You may even be able to pay your taxes with a smile. And you may be able to dedicate your taxes – God use these taxes for the benefit of many people.
So give back to the Emperor what belongs to the Emperor. Pay the coins that have the image of the Emperor stamped onto it.
But that is only half of Jesus’ answer. And pay to God what belongs to God.
What belongs to God? We often think that this means give some of your money to the government and give some of your money to God.
But I do not think that is what it means, and I do not think that is what Jesus intended.
Pay to the Emperor, because the Emperors image is on your coins. Pay to God, what bears the image of God.
Where do you find the image of God? Where do you look if you want to see the image of God? Look in a mirror. Look at yourself.
Think back to the story of creation. God created the world, everything in the world, and every creature in the world. Then God created human beings. In the image of God he created them. Male and female he created them. God created us, as human beings, in his own image.
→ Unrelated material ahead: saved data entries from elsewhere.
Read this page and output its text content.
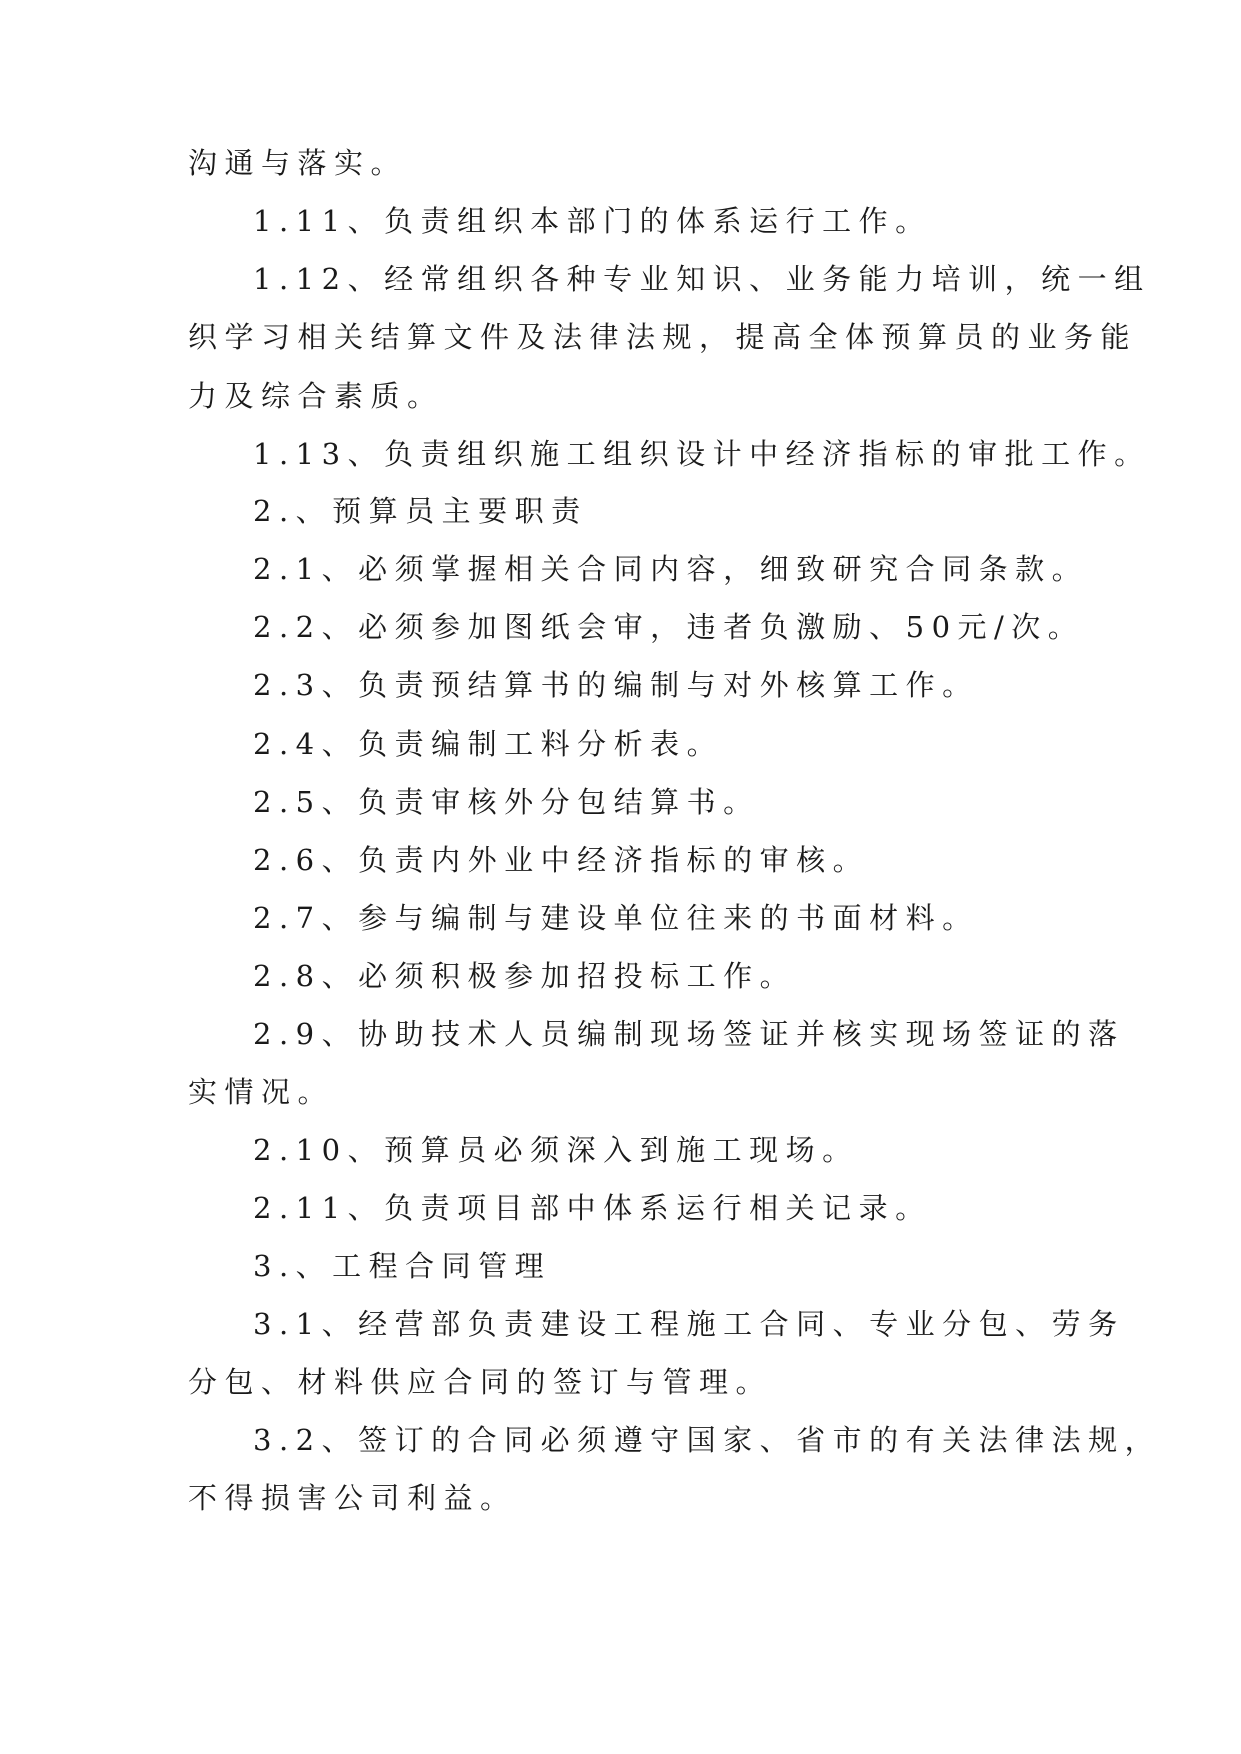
沟通与落实。
1.11、负责组织本部门的体系运行工作。
1.12、经常组织各种专业知识、业务能力培训，统一组
织学习相关结算文件及法律法规，提高全体预算员的业务能
力及综合素质。
1.13、负责组织施工组织设计中经济指标的审批工作。
2.、预算员主要职责
2.1、必须掌握相关合同内容，细致研究合同条款。
2.2、必须参加图纸会审，违者负激励、50元/次。
2.3、负责预结算书的编制与对外核算工作。
2.4、负责编制工料分析表。
2.5、负责审核外分包结算书。
2.6、负责内外业中经济指标的审核。
2.7、参与编制与建设单位往来的书面材料。
2.8、必须积极参加招投标工作。
2.9、协助技术人员编制现场签证并核实现场签证的落
实情况。
2.10、预算员必须深入到施工现场。
2.11、负责项目部中体系运行相关记录。
3.、工程合同管理
3.1、经营部负责建设工程施工合同、专业分包、劳务
分包、材料供应合同的签订与管理。
3.2、签订的合同必须遵守国家、省市的有关法律法规，
不得损害公司利益。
What does that mean? It means that we are different to all of God’s other creatures. It means that God has put something of himself into us. Not in a physical sense, because God is beyond any physical image, but in a spiritual sense. God has breathed his Spirit of life into us.
It means that God has created us to share in his creation, and to pass on his gift of life. It means that God has created us to share a relationship with himself.
It means that God has given us a will to serve his will, to know and choose and do what is good and right and holy. It means that we have been created to live with God forever.
But we know that we have sinned against our God. As a human race, and each of us individually, we have sinned against our God.
Which means that this image of God in us has been spoiled. We have trouble seeing the image of God in one another. We have trouble seeing the image of God in ourselves.
Our sinful selfishness gets in the way. It ruins this relationship with God. It blots out life the way it should be, the life that reflects the image of God.
Our God has given us Jesus Christ.
Jesus is God coming into our world. But now God is in a form that we can see, God with a real physical human presence. St Paul says that Jesus is the firstborn of all creation, the image of the invisible God.
Jesus is God coming to us. And Jesus shows us what human life, our life, is, and what our life should be.
Not only shows us. Jesus brings us back to God. Jesus overcomes our sin. Jesus restores our life. Jesus gives us God’s Spirit anew. Jesus gives us a whole new life,
a life formed again according to the image of God.
So where is the image of God? The image of God is in you. You have been created in the image of God. As Christians, you have been re-created by the salvation of Jesus Christ into the image of God.
Now, pay to God what belongs to God. Pay to God, give to God, what has the image of God imprinted onto it. Give to God yourself. Give to God your own life.
That is the challenge that Jesus gives. To receive our life as God’s precious gift, God’s precious gift given twice over. And then to give our live to him. Because we belong to him.
To give our lives for serving him. For worshipping him. For loving him. To dedicate our lives as we trust him. And then to dedicate ourselves to serve as Jesus serves.
With a deep love that reaches out to other people, in all their needs, a love that embraces them into the love of God.
Jesus challenges us to see ourselves, and all of our lives, as an opportunity to live for our Lord, to serve and to give.
Now, it is not just how much money do I think I should give? Yes, our money belongs to God too, the money that we present as an offering, but also all the money that we need and spend for every purpose.
Now there is no room for silly political questions. Now there is just one question, one spiritual question. How can I best give myself to my God and Lord? Amen.